I took that as a big compliment. If “not-normal” means I can break the barrier and mingle with those young minds to get them engaged in learning, I will do it—singing, dancing, acting, and messaging!

As I was writing this blog, I received a instruction sheet from my daughter’s fourth-grade teacher telling me how to subscribe to her text messaging group, and a note from my son’s soccer coach on downloading and using GroupMe as a means for communication. What a coincidence! The world around us is changing and so should our methods of teaching.

Sharon Guan

About Sharon Guan

Sharon Guan is the Assistant Vice President of Faculty Instructional Technology Services (FITS). She has been working in the field of instructional technology for nearly 20 years. Her undergraduate major is international journalism and she has an M.A. and a Ph.D. in educational technology from Indiana State University. She has conducted research on interpersonal needs and communication preferences among distance learners (dissertation, 2000), problem-based learning, online collaboration, language instruction, interactive course design, and faculty development strategies. She also teaches Chinese at the Modern Language Department of DePaul, which allows her to practice what she preaches in terms of using technology and techniques to enhance teaching and learning.

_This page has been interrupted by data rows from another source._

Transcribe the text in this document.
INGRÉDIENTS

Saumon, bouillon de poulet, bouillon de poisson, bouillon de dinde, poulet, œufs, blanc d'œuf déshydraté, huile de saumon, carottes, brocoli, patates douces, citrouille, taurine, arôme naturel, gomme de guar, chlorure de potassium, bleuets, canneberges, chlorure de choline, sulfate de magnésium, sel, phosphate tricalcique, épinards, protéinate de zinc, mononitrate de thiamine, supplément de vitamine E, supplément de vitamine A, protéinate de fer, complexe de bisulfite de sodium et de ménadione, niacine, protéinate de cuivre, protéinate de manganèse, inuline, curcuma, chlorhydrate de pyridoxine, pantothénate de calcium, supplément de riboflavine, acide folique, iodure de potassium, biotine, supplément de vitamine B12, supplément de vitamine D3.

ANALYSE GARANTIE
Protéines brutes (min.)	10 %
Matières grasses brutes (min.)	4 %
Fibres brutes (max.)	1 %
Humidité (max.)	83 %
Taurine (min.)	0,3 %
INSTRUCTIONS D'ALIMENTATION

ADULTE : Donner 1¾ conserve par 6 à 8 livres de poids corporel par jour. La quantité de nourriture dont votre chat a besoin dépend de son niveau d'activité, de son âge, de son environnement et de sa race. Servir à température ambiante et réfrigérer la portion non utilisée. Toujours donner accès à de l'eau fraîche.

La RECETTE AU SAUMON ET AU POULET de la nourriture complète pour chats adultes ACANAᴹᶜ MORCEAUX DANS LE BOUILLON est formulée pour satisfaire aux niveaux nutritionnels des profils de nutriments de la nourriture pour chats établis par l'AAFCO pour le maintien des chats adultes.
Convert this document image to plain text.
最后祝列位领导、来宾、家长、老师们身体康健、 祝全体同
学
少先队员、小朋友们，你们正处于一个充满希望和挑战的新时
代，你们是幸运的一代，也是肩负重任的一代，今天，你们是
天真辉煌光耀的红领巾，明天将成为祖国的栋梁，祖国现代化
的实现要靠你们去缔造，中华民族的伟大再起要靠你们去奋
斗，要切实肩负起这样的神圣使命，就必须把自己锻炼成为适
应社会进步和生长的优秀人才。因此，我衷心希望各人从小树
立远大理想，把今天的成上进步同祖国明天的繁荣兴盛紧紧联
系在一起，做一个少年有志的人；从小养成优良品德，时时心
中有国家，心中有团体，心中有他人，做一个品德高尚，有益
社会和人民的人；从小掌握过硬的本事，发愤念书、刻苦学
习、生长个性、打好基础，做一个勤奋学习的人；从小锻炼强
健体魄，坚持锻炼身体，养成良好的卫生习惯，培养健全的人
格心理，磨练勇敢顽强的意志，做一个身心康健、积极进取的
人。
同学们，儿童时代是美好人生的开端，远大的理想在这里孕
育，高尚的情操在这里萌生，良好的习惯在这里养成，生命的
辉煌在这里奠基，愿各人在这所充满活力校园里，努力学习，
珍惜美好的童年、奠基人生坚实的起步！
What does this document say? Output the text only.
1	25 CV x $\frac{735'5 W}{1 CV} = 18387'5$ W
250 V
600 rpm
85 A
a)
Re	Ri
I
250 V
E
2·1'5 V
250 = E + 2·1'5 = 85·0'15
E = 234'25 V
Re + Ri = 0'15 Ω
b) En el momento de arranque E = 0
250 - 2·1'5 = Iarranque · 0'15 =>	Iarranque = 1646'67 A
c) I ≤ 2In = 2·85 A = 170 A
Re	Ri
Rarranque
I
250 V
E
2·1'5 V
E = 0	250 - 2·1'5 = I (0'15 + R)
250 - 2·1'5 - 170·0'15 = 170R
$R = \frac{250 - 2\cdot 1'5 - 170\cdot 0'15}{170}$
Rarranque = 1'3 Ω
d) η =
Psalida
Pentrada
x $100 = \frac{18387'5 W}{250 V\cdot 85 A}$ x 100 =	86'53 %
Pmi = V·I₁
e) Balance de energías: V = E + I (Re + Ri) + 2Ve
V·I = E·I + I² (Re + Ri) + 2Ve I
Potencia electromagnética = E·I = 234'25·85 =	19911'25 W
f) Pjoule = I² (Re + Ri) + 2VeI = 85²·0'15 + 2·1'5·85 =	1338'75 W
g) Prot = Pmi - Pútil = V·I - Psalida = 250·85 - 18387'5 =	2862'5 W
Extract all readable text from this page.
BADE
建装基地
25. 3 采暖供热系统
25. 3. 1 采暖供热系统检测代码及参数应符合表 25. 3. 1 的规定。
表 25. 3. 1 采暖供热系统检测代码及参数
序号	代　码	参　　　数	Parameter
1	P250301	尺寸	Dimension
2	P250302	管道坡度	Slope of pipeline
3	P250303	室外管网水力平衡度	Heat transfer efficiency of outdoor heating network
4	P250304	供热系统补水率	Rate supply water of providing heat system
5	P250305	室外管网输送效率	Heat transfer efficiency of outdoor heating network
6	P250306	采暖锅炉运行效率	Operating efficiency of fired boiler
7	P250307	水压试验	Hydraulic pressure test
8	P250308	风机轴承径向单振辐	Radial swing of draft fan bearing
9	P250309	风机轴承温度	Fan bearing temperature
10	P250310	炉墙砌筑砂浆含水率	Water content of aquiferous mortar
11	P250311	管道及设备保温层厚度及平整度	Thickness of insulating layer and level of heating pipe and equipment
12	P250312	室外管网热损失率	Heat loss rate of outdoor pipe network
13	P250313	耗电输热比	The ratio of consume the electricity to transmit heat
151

2 thoughts on “Learning by Messaging: Social media apps and the classroom

  1. Hi Sharon,
    I like the idea of using the voice recording feature on messengers. If students know that their voice is going to be heard by everyone, they will put a lot more effort into getting the pronunciation right!

    I was going to try an activity similar to the one you mentioned using Facebook messenger. The problem is that some students may not want to “friend” other students–or their teacher–so I’m using another messenger called Line. I want to come up with some kind of game where students record verbal clues to something and post it to the group. Other students have to listen to and comprehend the verbal clues, which will lead them to other clues.

    I also think this is a great way to practice vocabulary. Students are assigned words. They have to look up the words, record the definitions, and then post the audio files to the group. Everybody else in the group has to listen to the definitions and match them to the correct words.